Now it’s hard to find a lab concentrating solely on embryonic cloning. Jamie Thomson, the first to pluck viable cells from a human embryo and grow them in culture, for instance, recently took charge of an institute focusing primarily on iPS cells. Although the technique is inefficient so far—less than 1 percent of cells become pluripotent—scientists see the iPS approach as a speedier path to cells suitable for disease research and, ultimately, the clinic.
With iPS, Wilmut enthuses, his team can study cell lines instead of wrestling to get them. “All you have to do is take some skin cells from somebody who apparently has inherited the disease, scatter some ‘magic dust’ on them and wait for three weeks,” he says. “And you’ve got pluripotent cells.” Wilmut and his collaborators, including George Daley of Children’s Hospital Boston and Chris Shaw of King’s College London, hope to use iPS cells to pinpoint mutations involved in ALS.
The method still does not promise quick cures. In ALS, for instance, researchers must speed up disease development and co-culture the various cells involved in the condition. Scientists would like to avoid retroviral vectors, risky because they deliver the genes randomly into the chromosome. Moreover, the new genes might vary in activity level, turn on in surprising ways or negatively influence other genes. Some teams succeeded in making iPS cells without the tumor-producing gene that Yamanaka used, but they also found that, as a result, they ended up with many fewer iPS cells.
Scientists do not fully understand how iPS reprogramming works—the inserted genes might represent a core regulatory circuit, or they might activate other genes.

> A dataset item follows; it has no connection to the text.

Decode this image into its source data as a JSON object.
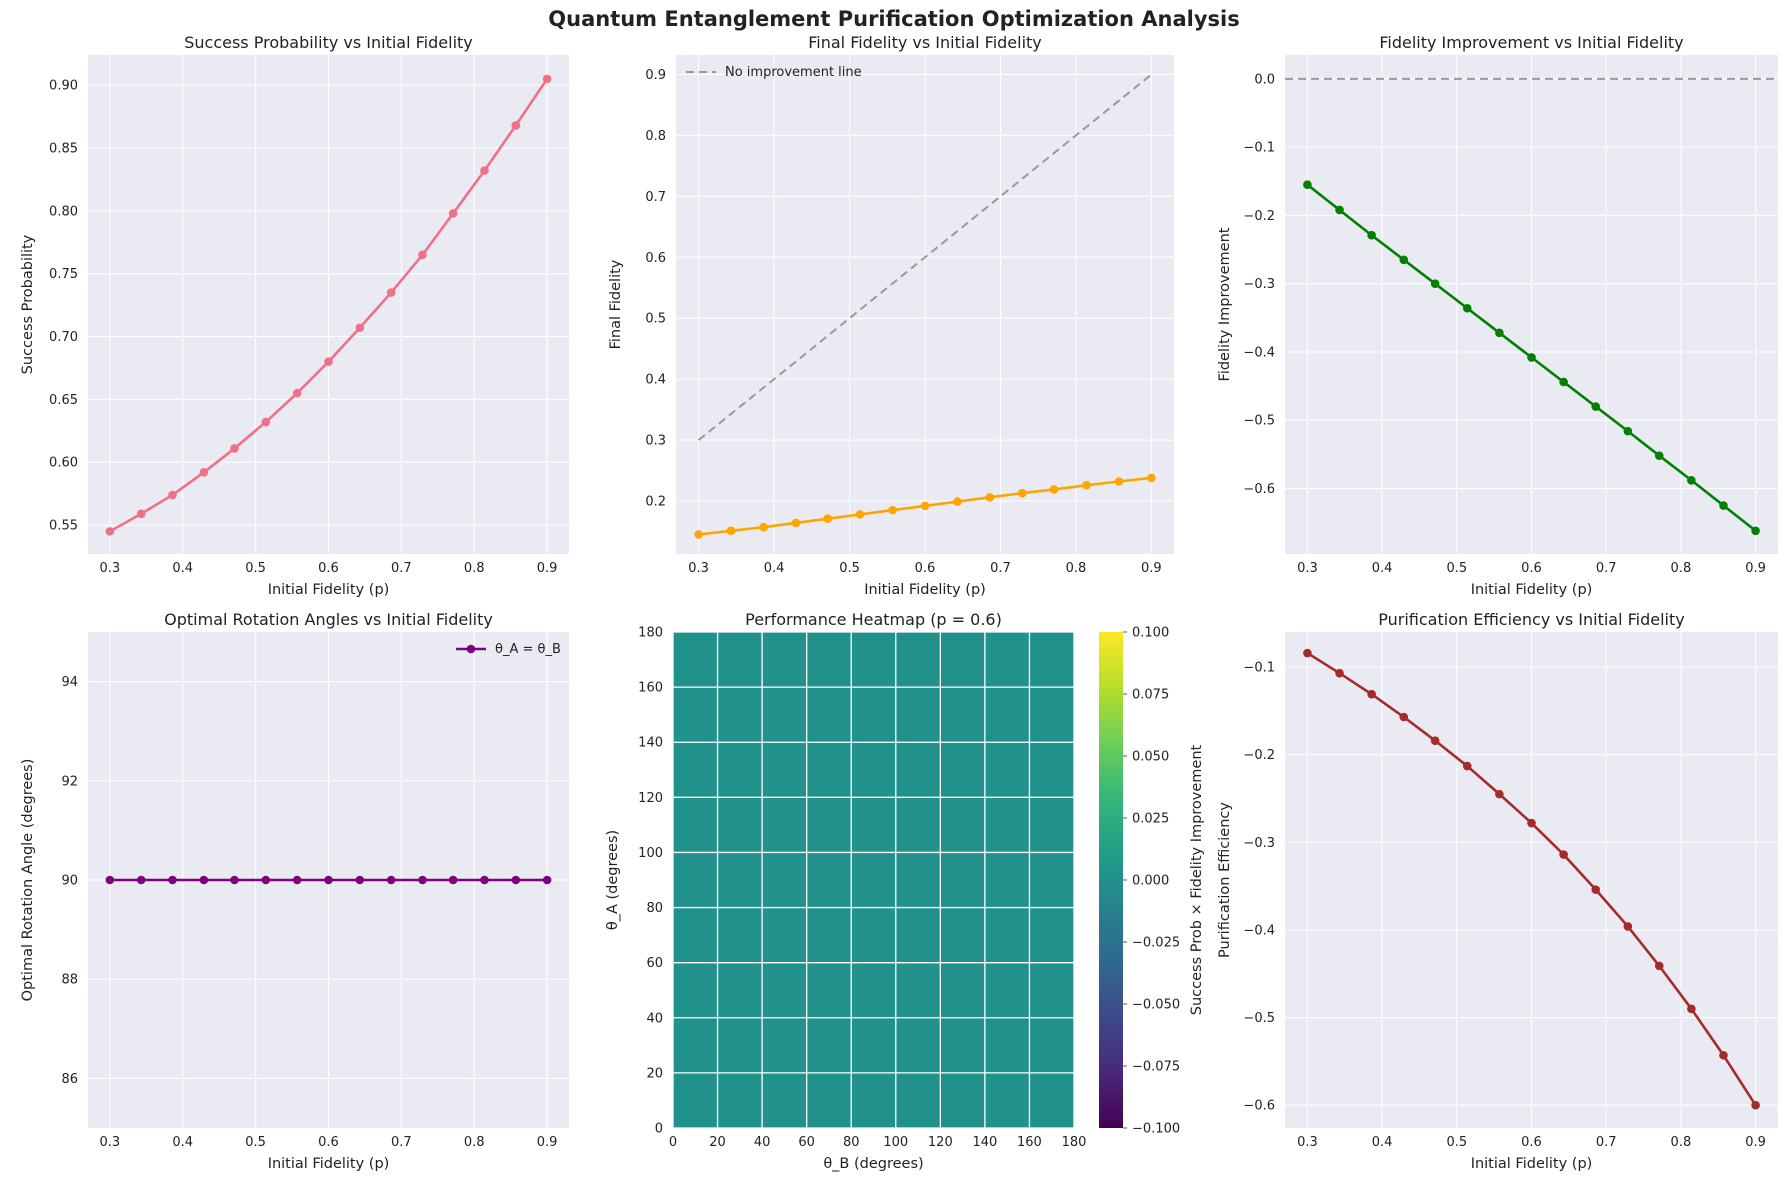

It is also not clear whether the results subtly differ from embryonic stem cells. No one yet has grown the two and made a side-by-side comparison, and survival after transplantation remains an unknown for both.
The iPS cells may force biologists to throw out accepted ideas about what it means to be a differentiated cell, says Zwaka, whose lab is studying characteristics of embryonic stem cells. Perhaps, he suggests, it is not necessary to take an embryonic cell through every step of development to create a particular cell type. There may be a set of “master regulators” that would enable, say, a skin cell to become an adult neuron without passing through the embryonic state.
Despite leaping on the iPS bandwagon, Wilmut and other cloning pioneers insist that embryonic stem cell research should continue. SCNT has offered important lessons about basic biology and will continue to enable studies of cell programming and reprogramming outside the genome. Only embryonic cells can answer questions about fertility and very early human development. Scientists will also likely rely on SCNT to produce mammalian models of diseases such as cystic fibrosis and for agricultural applications such as producing human proteins in animal milk.
“It’s simply too early to start putting one avenue over another,” says Daley, who is also president of the International Society for Stem Cell Research. His lab is using both SCNT and iPS to understand pluripotency. Daley fears that public sentiment may turn against embryonic work and dash hopes that a new U.S. administration will open up opportunities to clone new cell lines for research.
Indeed, as scientists turn their attention elsewhere, opponents of embryonic cell research have seized on the moment to attack. “There is no valid reason for any human cloning” or embryo destruction, wrote Tony Perkins of the Family Research Council. It is hard to escape the sense that SCNT research is on the wane. The ethical barriers and short egg supply remain daunting. If iPS pans out, Wilmut predicts, nuclear transfer to produce cell lines may one day become a history lesson.
Note: This story was originally printed with the title, "No More Cloning Around".